Golden Rule 3: The Right Man For The Job

DreadBall is built around a series of simple, elegant concepts, the most important of which is the idea that not all players are created equal. Strikers are delicate and skilful; Guards are brutal and unsubtle; Jacks walk the line between the two. Understanding this, and building your strategy around it, is essential.

Veer-myn have Guards and Strikers – but no Jacks.

Going back to our “theoretical perfect play” from Rule 2, it’s important to consider player positions and where they fit around the arena. At first glance, it’s easy to assume that Strikers are all about attack and Guards are all about defence, but looking back at what I said previously it’s easy to see that this is a fallacy. Strikers are great at anything to do with Skill tests, which means they’re great for scooping up a loose ball that an enemy player in your half of the arena just dropped when one of your Guards Slammed him to the ground. They’re also great for running that ball back up to the halfway line and throwing it to a waiting counterpart further up-field. That’s a classic defensive play for a Striker – although, of course, you can do the same thing (to a less impressive degree) with a Jack. Similarly, Guards aren’t fussy about where they hit people, but their ability to Run before Slamming means they’re good for both covering large gaps in your defence and clearing multiple enemy players from their own defensive positions.
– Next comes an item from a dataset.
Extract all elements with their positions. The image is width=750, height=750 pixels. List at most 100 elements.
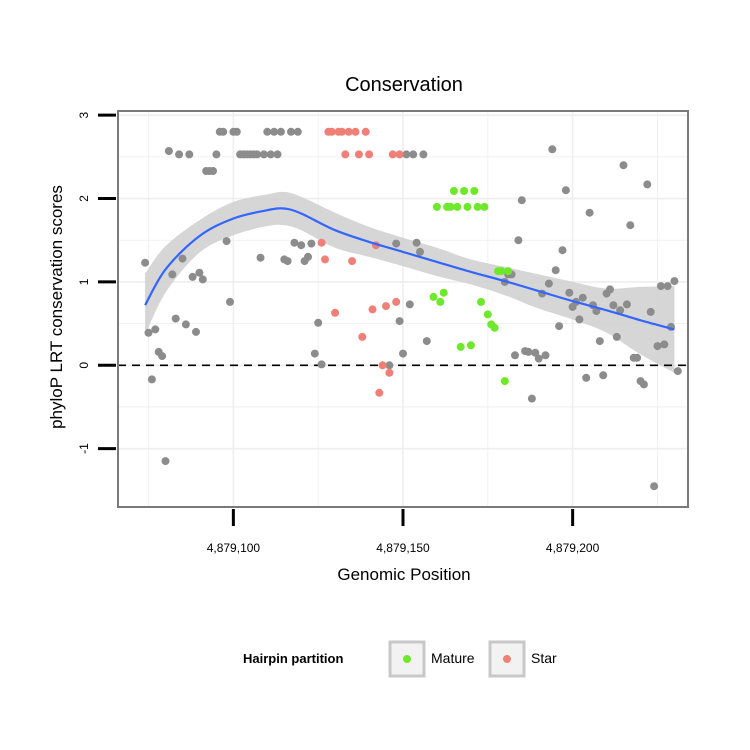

Of course, the main reason Strikers and Guards are so good at what they do is the fact that they get to roll more dice. With DreadBall’s core mechanic, this is a very good thing, for two main reasons. First, the more dice you roll, the more chance you have of rolling sixes and adding more dice into the mix. Second, the more dice you roll, the more chance you have of not just succeeding, but of doubling your success – which leads to free actions or more effective results.

The Corporation have a full compliment of player types.

Don’t go thinking that Jacks are plain and boring, though. They won’t roll as many dice on any given test as a more specialised player, but remember what I said about wanting an even mix across the arena? Your Jacks can cover an area on their own, because they can attempt any action that they need to. They’re almost essential to any plan, because they let you adapt to changing situations. Also, don’t forget that with Coaching dice you can give a Jack the same chances of success as his more flashy teammates. (I’ll be talking more about Coaching Dice in an upcoming article.)